It has been a good and full day. I should be in bed, and yet here I sit. I'm not so tired, but too tired to trudge up the stairs, wash my face, and change out of my clothes. In fact, I still have my coat and scarf on. I have been home for 3 hours. If it weren't so cold, I would fall asleep in this chair.
Today I got to say good-bye to someone I refused to say hello to. The outgoing president; "He who can't be named". Not a fan, never a fan, read the books and followed the stories when he was running for Texas governor. Why didn't half of the country do their research before they voted?
It is such a relief. I don't know what will change, but something has got to be better than the black cloud of fear and hate that this last dude perpetuated.
New guy, new president, history being made, breath of fresh air for this moment. I am way too much of a socialist to think that the air will completely be to my liking. I don't think I will need my gas mask anymore though. Whew.
I look forward to tomorrow, for my country. When was the last time I thought that thought?

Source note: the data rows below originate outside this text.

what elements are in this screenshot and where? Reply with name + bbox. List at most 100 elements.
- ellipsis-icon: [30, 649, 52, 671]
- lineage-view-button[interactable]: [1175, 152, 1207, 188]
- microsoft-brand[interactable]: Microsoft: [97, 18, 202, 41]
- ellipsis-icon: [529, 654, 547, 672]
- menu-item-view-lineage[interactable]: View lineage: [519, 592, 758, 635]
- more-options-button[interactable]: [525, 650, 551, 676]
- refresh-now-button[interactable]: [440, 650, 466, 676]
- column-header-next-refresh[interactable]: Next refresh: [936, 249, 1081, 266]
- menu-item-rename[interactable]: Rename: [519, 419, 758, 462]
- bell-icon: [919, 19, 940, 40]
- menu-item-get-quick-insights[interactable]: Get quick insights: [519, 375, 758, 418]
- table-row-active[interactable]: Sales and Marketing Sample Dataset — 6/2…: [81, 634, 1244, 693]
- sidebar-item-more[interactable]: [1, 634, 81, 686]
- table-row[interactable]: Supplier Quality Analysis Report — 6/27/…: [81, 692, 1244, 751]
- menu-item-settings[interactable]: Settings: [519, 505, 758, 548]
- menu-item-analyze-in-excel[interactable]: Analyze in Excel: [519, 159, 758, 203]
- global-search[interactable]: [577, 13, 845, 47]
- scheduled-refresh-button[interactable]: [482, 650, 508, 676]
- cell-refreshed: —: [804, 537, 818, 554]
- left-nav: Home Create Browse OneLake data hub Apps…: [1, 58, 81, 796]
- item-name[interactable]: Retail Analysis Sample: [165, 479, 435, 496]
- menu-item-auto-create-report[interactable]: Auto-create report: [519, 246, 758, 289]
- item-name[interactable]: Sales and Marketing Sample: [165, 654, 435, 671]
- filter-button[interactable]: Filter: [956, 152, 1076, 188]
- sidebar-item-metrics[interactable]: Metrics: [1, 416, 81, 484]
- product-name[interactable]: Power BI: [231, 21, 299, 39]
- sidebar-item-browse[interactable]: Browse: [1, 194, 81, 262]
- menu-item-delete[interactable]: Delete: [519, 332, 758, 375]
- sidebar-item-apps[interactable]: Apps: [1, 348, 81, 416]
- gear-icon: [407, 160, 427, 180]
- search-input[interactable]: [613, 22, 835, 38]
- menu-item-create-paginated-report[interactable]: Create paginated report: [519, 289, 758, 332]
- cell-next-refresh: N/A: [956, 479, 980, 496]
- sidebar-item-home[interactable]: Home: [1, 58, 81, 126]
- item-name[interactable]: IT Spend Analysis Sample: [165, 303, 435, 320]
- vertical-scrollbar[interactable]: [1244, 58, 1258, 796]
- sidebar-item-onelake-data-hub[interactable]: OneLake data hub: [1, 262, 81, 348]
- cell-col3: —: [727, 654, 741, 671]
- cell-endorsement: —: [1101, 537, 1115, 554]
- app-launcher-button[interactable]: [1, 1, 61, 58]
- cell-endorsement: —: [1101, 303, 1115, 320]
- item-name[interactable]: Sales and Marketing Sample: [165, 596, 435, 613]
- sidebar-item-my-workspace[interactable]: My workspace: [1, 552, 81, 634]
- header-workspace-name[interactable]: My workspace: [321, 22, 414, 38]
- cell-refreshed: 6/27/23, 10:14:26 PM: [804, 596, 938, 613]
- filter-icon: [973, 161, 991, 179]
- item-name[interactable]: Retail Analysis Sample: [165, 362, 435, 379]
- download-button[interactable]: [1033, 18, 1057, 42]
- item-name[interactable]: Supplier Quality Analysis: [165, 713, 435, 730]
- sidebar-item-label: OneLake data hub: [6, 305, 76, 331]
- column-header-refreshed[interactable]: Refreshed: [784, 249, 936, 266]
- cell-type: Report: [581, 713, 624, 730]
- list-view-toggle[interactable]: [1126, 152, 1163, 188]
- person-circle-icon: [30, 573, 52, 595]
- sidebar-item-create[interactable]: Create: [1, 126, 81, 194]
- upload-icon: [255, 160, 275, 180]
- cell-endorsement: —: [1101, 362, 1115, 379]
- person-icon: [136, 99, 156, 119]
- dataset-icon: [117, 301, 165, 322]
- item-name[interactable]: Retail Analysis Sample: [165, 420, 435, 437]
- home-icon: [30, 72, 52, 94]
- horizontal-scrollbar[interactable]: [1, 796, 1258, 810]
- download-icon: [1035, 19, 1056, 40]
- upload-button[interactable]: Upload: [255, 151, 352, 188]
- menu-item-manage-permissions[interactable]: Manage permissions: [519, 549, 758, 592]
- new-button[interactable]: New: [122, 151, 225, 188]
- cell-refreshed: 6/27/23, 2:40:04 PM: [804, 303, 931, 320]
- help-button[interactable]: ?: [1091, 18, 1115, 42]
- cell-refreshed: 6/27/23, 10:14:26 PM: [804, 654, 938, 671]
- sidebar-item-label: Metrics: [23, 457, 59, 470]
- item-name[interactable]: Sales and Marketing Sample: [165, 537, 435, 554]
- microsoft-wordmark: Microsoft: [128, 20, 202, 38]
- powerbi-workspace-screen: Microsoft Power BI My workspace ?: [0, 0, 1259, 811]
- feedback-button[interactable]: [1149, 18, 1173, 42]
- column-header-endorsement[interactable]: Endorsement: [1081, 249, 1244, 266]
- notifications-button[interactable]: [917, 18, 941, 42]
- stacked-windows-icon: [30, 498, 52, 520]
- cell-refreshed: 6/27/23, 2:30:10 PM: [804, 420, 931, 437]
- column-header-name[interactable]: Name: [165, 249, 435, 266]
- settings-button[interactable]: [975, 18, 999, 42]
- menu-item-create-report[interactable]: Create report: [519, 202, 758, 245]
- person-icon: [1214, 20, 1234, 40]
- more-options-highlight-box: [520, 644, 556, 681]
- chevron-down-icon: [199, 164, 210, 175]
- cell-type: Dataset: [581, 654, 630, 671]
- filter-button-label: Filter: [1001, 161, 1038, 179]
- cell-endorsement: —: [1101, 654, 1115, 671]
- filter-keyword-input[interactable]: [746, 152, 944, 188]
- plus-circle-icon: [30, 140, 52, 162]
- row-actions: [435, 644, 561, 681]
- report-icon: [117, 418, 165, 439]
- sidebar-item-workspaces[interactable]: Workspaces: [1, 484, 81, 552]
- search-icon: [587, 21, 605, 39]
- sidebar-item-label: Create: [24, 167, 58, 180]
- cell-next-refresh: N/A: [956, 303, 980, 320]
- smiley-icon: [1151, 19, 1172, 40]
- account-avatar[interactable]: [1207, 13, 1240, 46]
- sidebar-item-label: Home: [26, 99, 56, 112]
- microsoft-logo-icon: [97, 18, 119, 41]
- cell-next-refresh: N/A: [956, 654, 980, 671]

As my eyelids droop, and my fingers click away, I am reminded that the sooner I get to bed, the sooner I can wake up to a full day of new hope. It is almost like a childhood Christmas eve. Thank you, America. Thank you for not picking the political look-alike. Memories are short around here so I will savor these years while they last. Voters seem fickle. Today I say thank god for their fickleness, unlike eight years ago when I was railing against the stupidity fickleness brought. Fickle pickle tickle.
I'm amped and ready to go. I'm tired and ready for a deep sleep. All and everything. It's cold, so I will rush up the stairs rather than trudge. I will fling my clothes off, and tuck myself into bed with cozy pajamas on, and sweet dreams on my pillow. Oh, and a kitty or two at the foot of my bed. Cats on the bed were not allowed during the last presidency. It is a new and hopeful era. A cats get to sleep on the bed era. Nothing will disturb this goddesses sleep tonight, or hopefully for the next 4 years.
May a confluence of energy and excellent exhaustion be yours from, The Goddess of Everything.
1 comment:
It was strange how much hope I felt on the inauguration of the new president. I was so worried that something catastrophic and coupe like would happen before it got here. Now I'm so relieved.
If we manage to stay employed until the economy improves, maybe we'll make it.